Bulk Insert: How to Work With Bulk Insert Operation
-
BulkInsertis useful when inserting a large quantity of data from the client to the server. -
It is an optimized time-saving approach with a few limitations like the possibility that interruptions will occur during the operation.
-
In this page:
Quick example
Open a bulk insert from the document store and store entities through it.
Each Store call is buffered and streamed to the server in batches; the operation finalizes
when the bulk insert is disposed.
using (BulkInsertOperation bulkInsert = store.BulkInsert())
{
foreach (var employee in employees)
{
bulkInsert.Store(employee);
}
}
For the full set of BulkInsert overloads and their parameters, see the
Syntax
section at the end of this page.
BulkInsertOperation
The following methods can be used when creating a bulk insert.
Methods
| Signature | Description |
|---|---|
| void Abort() | Abort the operation |
| string Store(object entity, IMetadataDictionary metadata = null) | Store the entity, identifier will be generated automatically on client-side. Optional, metadata can be provided for the stored entity. |
| void Store(object entity, string id, IMetadataDictionary metadata = null) | Store the entity, with id parameter to explicitly declare the entity identifier. Optional, metadata can be provided for the stored entity. |
| Task<string> StoreAsync(object entity, IMetadataDictionary metadata = null) | Store the entity in an async manner, identifier will be generated automatically on client-side. Optional, metadata can be provided for the stored entity. |
| Task StoreAsync(object entity, string id, IMetadataDictionary metadata = null) | Store the entity in an async manner, with id parameter to explicitly declare the entity identifier. Optional, metadata can be provided for the stored entity. |
| void Dispose() | Dispose of an object |
| ValueTask DisposeAsync() | Dispose of an object in an async manner |
Limitations
- BulkInsert is designed to efficiently push large volumes of data.

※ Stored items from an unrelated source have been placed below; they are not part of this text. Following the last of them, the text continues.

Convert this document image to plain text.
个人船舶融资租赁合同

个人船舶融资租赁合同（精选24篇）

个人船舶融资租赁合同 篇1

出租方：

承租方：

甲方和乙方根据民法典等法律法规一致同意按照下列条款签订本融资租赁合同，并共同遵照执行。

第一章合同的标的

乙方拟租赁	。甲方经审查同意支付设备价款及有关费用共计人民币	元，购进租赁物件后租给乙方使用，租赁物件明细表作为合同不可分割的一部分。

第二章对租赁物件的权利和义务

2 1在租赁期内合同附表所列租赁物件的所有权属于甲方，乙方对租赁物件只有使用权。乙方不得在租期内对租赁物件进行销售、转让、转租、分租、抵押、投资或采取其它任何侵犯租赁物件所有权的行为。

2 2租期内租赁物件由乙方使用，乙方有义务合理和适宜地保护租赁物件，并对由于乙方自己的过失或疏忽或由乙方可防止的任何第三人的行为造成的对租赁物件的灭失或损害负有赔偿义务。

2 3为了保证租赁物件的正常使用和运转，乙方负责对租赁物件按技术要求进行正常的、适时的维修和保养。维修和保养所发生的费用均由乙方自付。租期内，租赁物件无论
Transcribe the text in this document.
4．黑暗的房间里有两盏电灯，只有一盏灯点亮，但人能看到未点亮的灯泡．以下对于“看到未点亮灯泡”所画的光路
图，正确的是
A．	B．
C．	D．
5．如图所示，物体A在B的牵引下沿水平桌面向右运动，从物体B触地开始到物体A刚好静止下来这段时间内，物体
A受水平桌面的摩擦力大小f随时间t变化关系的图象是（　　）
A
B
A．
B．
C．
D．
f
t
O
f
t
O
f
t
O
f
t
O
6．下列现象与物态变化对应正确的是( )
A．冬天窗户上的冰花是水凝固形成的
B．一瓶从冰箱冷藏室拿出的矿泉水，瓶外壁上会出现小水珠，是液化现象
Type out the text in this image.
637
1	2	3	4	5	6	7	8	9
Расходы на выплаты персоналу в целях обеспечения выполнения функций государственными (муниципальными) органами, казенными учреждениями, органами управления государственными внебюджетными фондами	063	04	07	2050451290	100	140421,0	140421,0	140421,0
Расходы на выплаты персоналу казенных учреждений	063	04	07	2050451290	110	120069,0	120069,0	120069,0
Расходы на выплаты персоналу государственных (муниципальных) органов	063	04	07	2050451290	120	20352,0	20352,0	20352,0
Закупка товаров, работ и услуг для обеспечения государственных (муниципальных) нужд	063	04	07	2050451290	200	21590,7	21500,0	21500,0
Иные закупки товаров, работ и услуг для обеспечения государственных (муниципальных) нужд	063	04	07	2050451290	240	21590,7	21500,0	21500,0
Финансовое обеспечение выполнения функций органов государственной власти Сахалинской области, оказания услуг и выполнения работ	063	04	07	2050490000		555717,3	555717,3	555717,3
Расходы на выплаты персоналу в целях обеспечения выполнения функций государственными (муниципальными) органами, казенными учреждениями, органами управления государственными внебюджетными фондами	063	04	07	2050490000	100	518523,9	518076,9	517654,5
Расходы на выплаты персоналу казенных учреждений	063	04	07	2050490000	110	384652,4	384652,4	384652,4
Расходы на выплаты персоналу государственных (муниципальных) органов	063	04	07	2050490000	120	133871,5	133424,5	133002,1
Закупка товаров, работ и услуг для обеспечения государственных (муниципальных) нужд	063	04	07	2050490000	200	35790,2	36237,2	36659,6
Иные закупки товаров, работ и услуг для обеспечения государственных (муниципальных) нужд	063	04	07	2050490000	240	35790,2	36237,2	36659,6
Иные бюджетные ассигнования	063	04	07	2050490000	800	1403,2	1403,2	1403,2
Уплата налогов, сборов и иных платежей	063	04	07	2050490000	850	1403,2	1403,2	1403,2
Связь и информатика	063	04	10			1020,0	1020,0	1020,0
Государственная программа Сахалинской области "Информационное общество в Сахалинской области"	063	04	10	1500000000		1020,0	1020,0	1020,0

Data is therefore streamed and processed by the server in batches.
Each batch is fully transactional, but there are no transaction guarantees between the batches, and the operation as a whole is non-transactional.
If the bulk insert operation is interrupted mid-way, some of your data might be persisted on the server while some of it might not.- Make sure that your logic accounts for the possibility of an interruption that would cause some of your data not to persist on the server yet.
- If the operation was interrupted and you choose to re-insert the whole dataset in a
new operation, you can set
SkipOverwriteIfUnchanged
to
trueso the operation overwrites existing documents only if they changed since the last insertion. - If you need full transactionality, using a
session
may be a better option.
Note that if a session is used, all of the data is processed in a single transaction, so the server must have sufficient resources to handle the entire data set included in the transaction.
- Bulk insert is not thread-safe.
A single bulk insert should not be accessed concurrently.- Using multiple bulk inserts concurrently on the same client is supported.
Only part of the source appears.